The fuel pump emits a whirring sound at ignition which means it is building up pressure inside the fuel rail. It may be difficult to hear this noise with all the noises coming from the engine bay. You will likely notice a silent fuel pump noise as a difference from the regular start-up noise you are used to hearing.
What causes the fuel pump relay fuse to blow?
There are several reasons why the fuel pump relay fuse gets blown. These are the four most common reasons for a blown fuse:
The fuel pump relay located in the fuse box is susceptible to electrical power surges. Surges will go directly to the fuse box and will result in blowing a fuse. Or in this case, a burnt fuel pump relay.
This can happen for various reasons, such as the fuel pump drawing too much amperage. However, this issue can easily be identified with a simple tool, a volt ohmmeter.
If amperage is not an issue, then problems can lie in the wiring harness itself. A wiring issue can take many forms; from a bad connection, a short in the line, a loose wire, or even damage from something that had gnawed at the wires.
In any case, any disruption to the constant flow of power to any electrical components results in problems.
Simply having a bad relay is always a possibility. Sometimes, the symptoms of a bad part are just that the part is bad. If no other reason for failure can be found, this is most likely the cause.
Moisture in the system
If there is water in the fuel tank, it could be adding moisture to the entire system.
The fuel pump relay ensures a constant and stable path for electricity to follow. Moisture and electricity do not mix well. If moisture is making its way into the system, a fuel pump relay replacement will soon be necessary.
The gas tank is typically the spot where this issue begins.
How to check fuel pump relay fuse
It is very easy to check if the fuel pump relay works.
Fuel pump relay diagram
Once you located the fuse box, there is typically a diagram on the fuse box cover.
Fuel pump relay fuse location
The diagram will show you the exact location of the fuel pump relay fuse. Go to it.
Fuel pump relay switch
Once you find the relay switch, it is possible to test it without removing it from the fuse box, but this is not the best way to test it.
How to remove fuel pump relay fuse
Normally, there is a tool in the fuse box that you use to remove fuses. If not, pointy pliers will work. Grab the fuse and pull it out.
How to test a fuel pump relay
Shine a light through the plastic body of the fuse.

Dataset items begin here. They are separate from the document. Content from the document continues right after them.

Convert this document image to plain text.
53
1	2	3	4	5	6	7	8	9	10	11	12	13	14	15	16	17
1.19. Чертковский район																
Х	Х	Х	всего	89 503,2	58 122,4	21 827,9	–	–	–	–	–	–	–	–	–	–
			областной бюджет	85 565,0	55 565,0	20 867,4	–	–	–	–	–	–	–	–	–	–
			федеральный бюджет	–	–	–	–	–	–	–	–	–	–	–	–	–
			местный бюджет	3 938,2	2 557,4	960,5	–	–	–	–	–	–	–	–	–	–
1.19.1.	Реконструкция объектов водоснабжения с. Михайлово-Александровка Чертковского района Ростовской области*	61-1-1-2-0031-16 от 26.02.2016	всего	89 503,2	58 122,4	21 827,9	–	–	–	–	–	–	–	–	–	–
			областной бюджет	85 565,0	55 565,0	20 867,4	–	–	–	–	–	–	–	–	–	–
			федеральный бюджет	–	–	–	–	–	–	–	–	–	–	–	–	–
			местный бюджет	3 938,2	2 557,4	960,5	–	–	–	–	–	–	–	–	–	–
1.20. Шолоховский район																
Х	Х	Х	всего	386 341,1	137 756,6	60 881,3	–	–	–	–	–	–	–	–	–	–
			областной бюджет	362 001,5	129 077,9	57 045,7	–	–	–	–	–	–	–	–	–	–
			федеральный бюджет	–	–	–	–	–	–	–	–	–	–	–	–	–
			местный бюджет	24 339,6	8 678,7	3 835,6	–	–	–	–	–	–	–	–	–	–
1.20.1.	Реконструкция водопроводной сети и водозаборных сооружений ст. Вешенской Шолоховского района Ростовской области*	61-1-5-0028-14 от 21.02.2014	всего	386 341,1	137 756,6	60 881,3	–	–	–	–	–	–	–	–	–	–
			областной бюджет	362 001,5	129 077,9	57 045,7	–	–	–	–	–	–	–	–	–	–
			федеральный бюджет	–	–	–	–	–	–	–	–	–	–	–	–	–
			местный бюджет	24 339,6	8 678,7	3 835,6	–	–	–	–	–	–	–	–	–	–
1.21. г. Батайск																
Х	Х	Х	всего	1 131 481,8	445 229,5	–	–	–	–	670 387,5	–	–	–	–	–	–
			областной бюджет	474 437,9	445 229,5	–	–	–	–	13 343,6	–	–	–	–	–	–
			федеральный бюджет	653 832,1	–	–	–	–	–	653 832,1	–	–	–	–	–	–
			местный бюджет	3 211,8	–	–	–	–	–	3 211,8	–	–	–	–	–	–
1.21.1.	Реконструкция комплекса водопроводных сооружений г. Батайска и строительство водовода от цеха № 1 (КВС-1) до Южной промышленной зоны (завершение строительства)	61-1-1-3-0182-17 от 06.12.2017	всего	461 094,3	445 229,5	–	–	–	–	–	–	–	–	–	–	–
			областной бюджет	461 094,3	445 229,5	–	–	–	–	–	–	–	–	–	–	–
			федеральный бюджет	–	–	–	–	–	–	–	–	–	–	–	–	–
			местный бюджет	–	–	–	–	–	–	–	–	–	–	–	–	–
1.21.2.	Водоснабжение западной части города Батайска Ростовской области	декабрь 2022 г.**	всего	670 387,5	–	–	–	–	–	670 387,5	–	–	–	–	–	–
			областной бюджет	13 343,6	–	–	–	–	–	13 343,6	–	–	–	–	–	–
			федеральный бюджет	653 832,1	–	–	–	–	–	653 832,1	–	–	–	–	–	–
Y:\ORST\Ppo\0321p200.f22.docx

You will see a metallic strip. If that strip is broken, the fuse is no good.
How much is a fuel pump relay fuse?
The majority of the final price involved in a pump relay replacement cost is in labor. You can expect to pay up to approximately $120 in labor costs for the service.
However, the replacement cost of the vehicle’s fuel pump relay part alone is rather inexpensive. You can find the part at any auto parts store for between $20 to $50.
Fuel pump relay FAQs
Can a bad fuel pump relay cause misfire?
Yes, there are several things a bad fuel pump relay can result in and a misfire is one of them. When a fuel pump goes or is going bad, it directly affects the ignition system and the engine as they are all connected. A bad fuel pump loses pressure which results in an engine misfiring.

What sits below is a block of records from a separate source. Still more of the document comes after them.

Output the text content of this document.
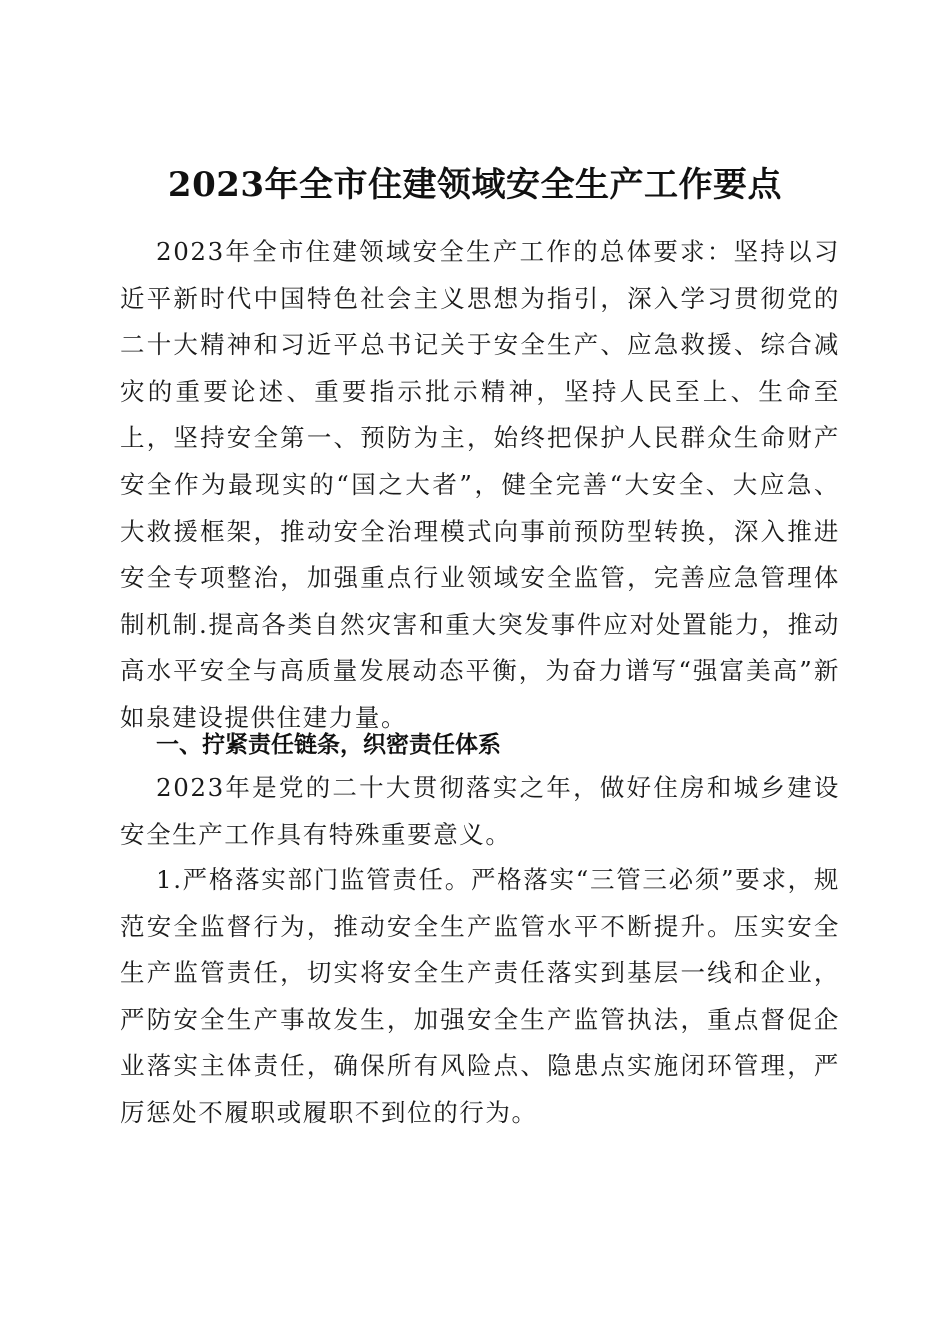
2023年全市住建领域安全生产工作要点

2023年全市住建领域安全生产工作的总体要求：坚持以习近平新时代中国特色社会主义思想为指引，深入学习贯彻党的二十大精神和习近平总书记关于安全生产、应急救援、综合减灾的重要论述、重要指示批示精神，坚持人民至上、生命至上，坚持安全第一、预防为主，始终把保护人民群众生命财产安全作为最现实的“国之大者”，健全完善“大安全、大应急、大救援框架，推动安全治理模式向事前预防型转换，深入推进安全专项整治，加强重点行业领域安全监管，完善应急管理体制机制.提高各类自然灾害和重大突发事件应对处置能力，推动高水平安全与高质量发展动态平衡，为奋力谱写“强富美高”新如泉建设提供住建力量。

一、拧紧责任链条，织密责任体系

2023年是党的二十大贯彻落实之年，做好住房和城乡建设安全生产工作具有特殊重要意义。

1.严格落实部门监管责任。严格落实“三管三必须”要求，规范安全监督行为，推动安全生产监管水平不断提升。压实安全生产监管责任，切实将安全生产责任落实到基层一线和企业，严防安全生产事故发生，加强安全生产监管执法，重点督促企业落实主体责任，确保所有风险点、隐患点实施闭环管理，严厉惩处不履职或履职不到位的行为。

Can a fuel pump relay work intermittently?
Yes, it’s possible for the fuel pump relay to work intermittently. There can be numerous reasons for this, but it’s important to understand this is not the correct method of operation. At the very least, it can be a sign of improper maintenance or not keeping the part clean.
Will a fuel pump work without a relay?
This greatly depends upon numerous factors. The car needs a functioning fuel pump, regardless of whether there is a relay or not. While, in some cases, direct wiring of the fuel pump is possible, it is never recommended as it effectively cuts off communication with the car’s ECU.